Question

Dear all,

I am thinking about a problem as follows: Suppose a simply-connected 2-dimensional manifold has an $S^1$ boundary, is it homeomorphic to the open disk $D^2$? In fact, I would like to understand the general higher-dimensional case, i.e., how to decide the homeomorphism type of a (connected) manifold $M$ via its boundary submanifold $N$? Of course we need to put some condition on $M$ such like contractible or else, otherwise it could be arbitrary. In particular, when could we know that $M$ is the trivial fill-in manifold of $N$? For example, $M$ is the solid $k$-torus whereas $N=T^k=S^1\times\cdots\times S^1$.

I have no idea whether this is a research problem or just an exercise. I am sorry about my few knowledge on topology. If it is quite standard, could you please suggest me some reference books? Thanks a lot.

Answer 1

Yes, assuming the manifold compact. One way to see this is this: if we glue a disk along the boundary, we get a manifold which is simply-connected manifold by Seifert-van Kampen, and closed, hence a sphere by the classification theorem.

The same argument plus the Whitehead theorem and the topological Poincare conjecture shows that any compact contractible manifold that bounds a sphere must be homeomorphic (but not necessarily diffeomorphic) to the unit disk.

Answer 2

I'm wondering whether there isn't a much easier argument for 2-dimensional case, without using Seifert-van Kampen or the classification of surfaces (which is a middling hard theorem).

Fix the boundary of a collar $f\colon\, S^1\to M$ of the $S^1$-boundary of your simply-connected 2-manifold M, and contract it to a point via a homotopy $H\colon\, S^1\times [0,1]\to M$ with $H(S^1\times{0})=f$ to $H(S^1\times{1})$ a constant function.
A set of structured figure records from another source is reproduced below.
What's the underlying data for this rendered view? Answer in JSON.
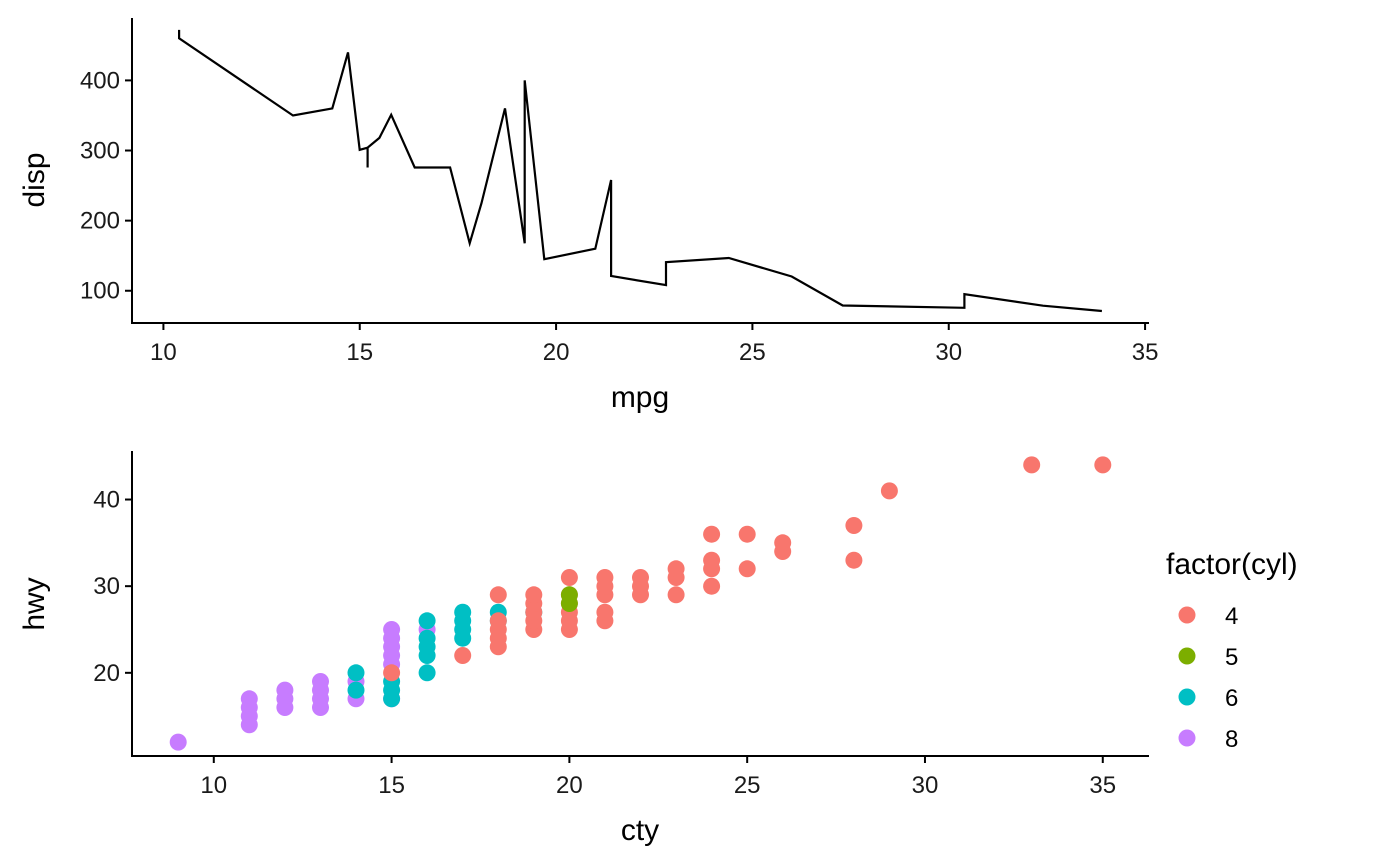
{
  "chart_data": [
    {
      "type": "line",
      "xlabel": "mpg",
      "ylabel": "disp",
      "xlim": [
        9.2,
        35.1
      ],
      "ylim": [
        54,
        489
      ],
      "xticks": [
        10,
        15,
        20,
        25,
        30,
        35
      ],
      "yticks": [
        100,
        200,
        300,
        400
      ],
      "grid": false,
      "series": [
        {
          "color": "#000000",
          "points": [
            [
              10.4,
              472
            ],
            [
              10.4,
              460
            ],
            [
              13.3,
              350
            ],
            [
              14.3,
              360
            ],
            [
              14.7,
              440
            ],
            [
              15.0,
              301
            ],
            [
              15.2,
              304
            ],
            [
              15.2,
              275.8
            ],
            [
              15.2,
              304
            ],
            [
              15.5,
              318
            ],
            [
              15.8,
              351
            ],
            [
              16.4,
              275.8
            ],
            [
              17.3,
              275.8
            ],
            [
              17.8,
              167.6
            ],
            [
              18.1,
              225
            ],
            [
              18.7,
              360
            ],
            [
              19.2,
              167.6
            ],
            [
              19.2,
              400
            ],
            [
              19.7,
              145
            ],
            [
              21.0,
              160
            ],
            [
              21.4,
              258
            ],
            [
              21.4,
              121
            ],
            [
              22.8,
              108
            ],
            [
              22.8,
              140.8
            ],
            [
              24.4,
              146.7
            ],
            [
              26.0,
              120.3
            ],
            [
              27.3,
              79
            ],
            [
              30.4,
              75.7
            ],
            [
              30.4,
              95.1
            ],
            [
              32.4,
              78.7
            ],
            [
              33.9,
              71.1
            ]
          ]
        }
      ]
    },
    {
      "type": "scatter",
      "xlabel": "cty",
      "ylabel": "hwy",
      "xlim": [
        7.7,
        36.3
      ],
      "ylim": [
        10.4,
        45.6
      ],
      "xticks": [
        10,
        15,
        20,
        25,
        30,
        35
      ],
      "yticks": [
        20,
        30,
        40
      ],
      "grid": false,
      "legend": {
        "title": "factor(cyl)",
        "position": "right",
        "entries": [
          {
            "label": "4",
            "color": "#F8766D"
          },
          {
            "label": "5",
            "color": "#7CAE00"
          },
          {
            "label": "6",
            "color": "#00BFC4"
          },
          {
            "label": "8",
            "color": "#C77CFF"
          }
        ]
      },
      "series": [
        {
          "name": "8",
          "color": "#C77CFF",
          "points": [
            [
              9,
              12
            ],
            [
              11,
              14
            ],
            [
              11,
              15
            ],
            [
              11,
              16
            ],
            [
              11,
              17
            ],
            [
              12,
              16
            ],
            [
              12,
              17
            ],
            [
              12,
              18
            ],
            [
              13,
              16
            ],
            [
              13,
              17
            ],
            [
              13,
              18
            ],
            [
              13,
              19
            ],
            [
              14,
              17
            ],
            [
              14,
              19
            ],
            [
              15,
              17
            ],
            [
              15,
              21
            ],
            [
              15,
              22
            ],
            [
              15,
              23
            ],
            [
              15,
              24
            ],
            [
              15,
              25
            ],
            [
              16,
              25
            ]
          ]
        },
        {
          "name": "6",
          "color": "#00BFC4",
          "points": [
            [
              14,
              18
            ],
            [
              14,
              20
            ],
            [
              15,
              17
            ],
            [
              15,
              18
            ],
            [
              15,
              19
            ],
            [
              16,
              20
            ],
            [
              16,
              22
            ],
            [
              16,
              23
            ],
            [
              16,
              24
            ],
            [
              16,
              26
            ],
            [
              17,
              24
            ],
            [
              17,
              25
            ],
            [
              17,
              26
            ],
            [
              17,
              27
            ],
            [
              18,
              26
            ],
            [
              18,
              27
            ],
            [
              19,
              27
            ]
          ]
        },
        {
          "name": "4",
          "color": "#F8766D",
          "points": [
            [
              15,
              20
            ],
            [
              17,
              22
            ],
            [
              18,
              23
            ],
            [
              18,
              24
            ],
            [
              18,
              25
            ],
            [
              18,
              26
            ],
            [
              18,
              29
            ],
            [
              19,
              25
            ],
            [
              19,
              26
            ],
            [
              19,
              27
            ],
            [
              19,
              28
            ],
            [
              19,
              29
            ],
            [
              20,
              25
            ],
            [
              20,
              26
            ],
            [
              20,
              27
            ],
            [
              20,
              28
            ],
            [
              20,
              29
            ],
            [
              20,
              31
            ],
            [
              21,
              26
            ],
            [
              21,
              27
            ],
            [
              21,
              29
            ],
            [
              21,
              30
            ],
            [
              21,
              31
            ],
            [
              22,
              29
            ],
            [
              22,
              30
            ],
            [
              22,
              31
            ],
            [
              23,
              29
            ],
            [
              23,
              31
            ],
            [
              23,
              32
            ],
            [
              24,
              30
            ],
            [
              24,
              32
            ],
            [
              24,
              33
            ],
            [
              24,
              36
            ],
            [
              25,
              32
            ],
            [
              25,
              36
            ],
            [
              26,
              34
            ],
            [
              26,
              35
            ],
            [
              28,
              33
            ],
            [
              28,
              37
            ],
            [
              29,
              41
            ],
            [
              33,
              44
            ],
            [
              35,
              44
            ]
          ]
        },
        {
          "name": "5",
          "color": "#7CAE00",
          "points": [
            [
              20,
              28
            ],
            [
              20,
              29
            ]
          ]
        }
      ]
    }
  ]
}
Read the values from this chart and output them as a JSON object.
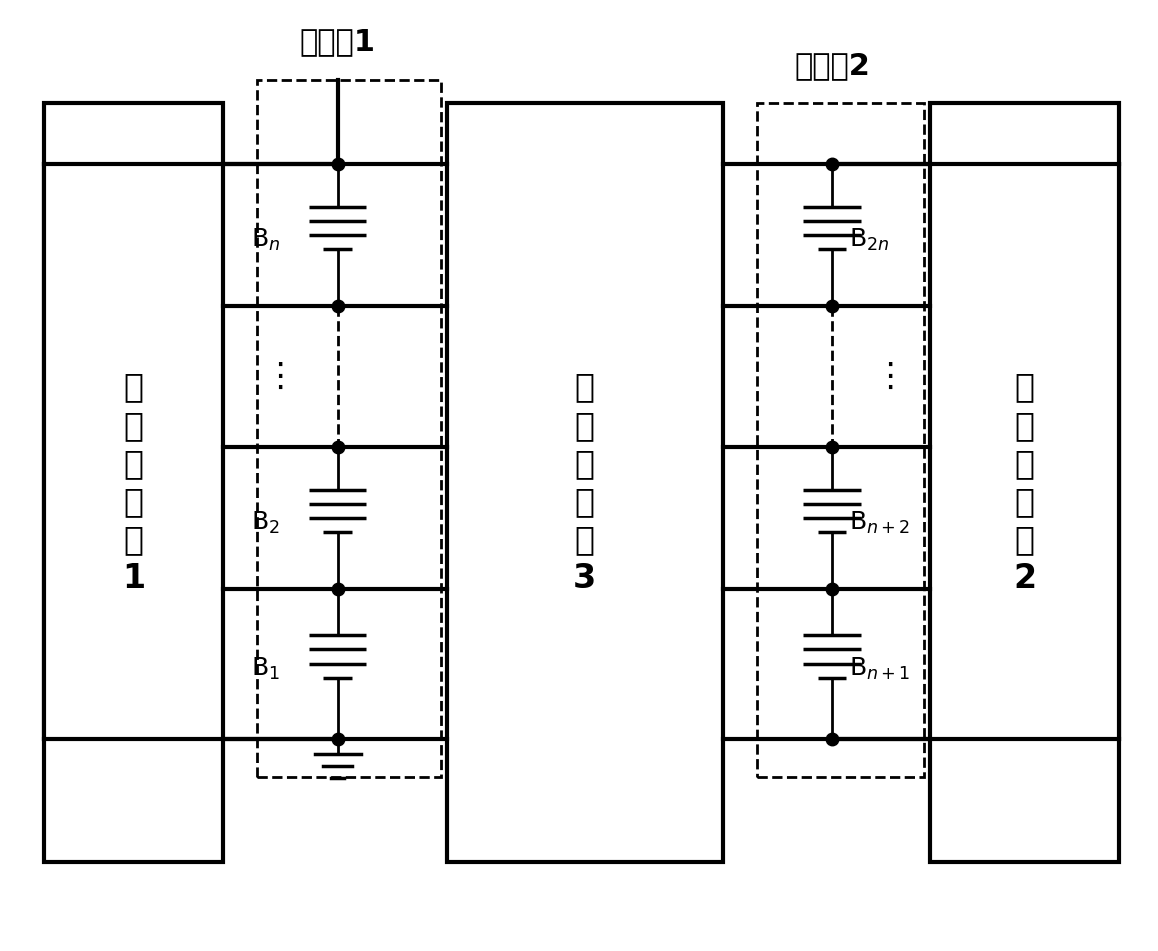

To keep things simple, this might as well be free homotopy- the loops have no basepoint. This homotopy H gives rise to a codimension 1 foliation of a submanifold N of M, whose leaves are the loops $H(S^1\times{t}$ with $t\in [0,1]$. The submanifold N has to be a disc, because the homotopy induces a Morse function ($t$ is "the height") which has one critical point at $t=1$ (maybe after an eentsy weentsy perturbation- so Sard's theorem is implicit at this step, which is also a middling difficult theorem, but, I would argue, easier than the classification of closed surfaces), and a 2-manifold with a Morse function with one boundary component and one critical point can only be a disc. Now you argue that because M is a 2-manifold, there can't be more than one choice of disc N, otherwise in the neighbourhood of their intersection would not localy look like $\mathbb{R}^2$. So M must be N (plus the collar), and you're finished.
Does this make sense?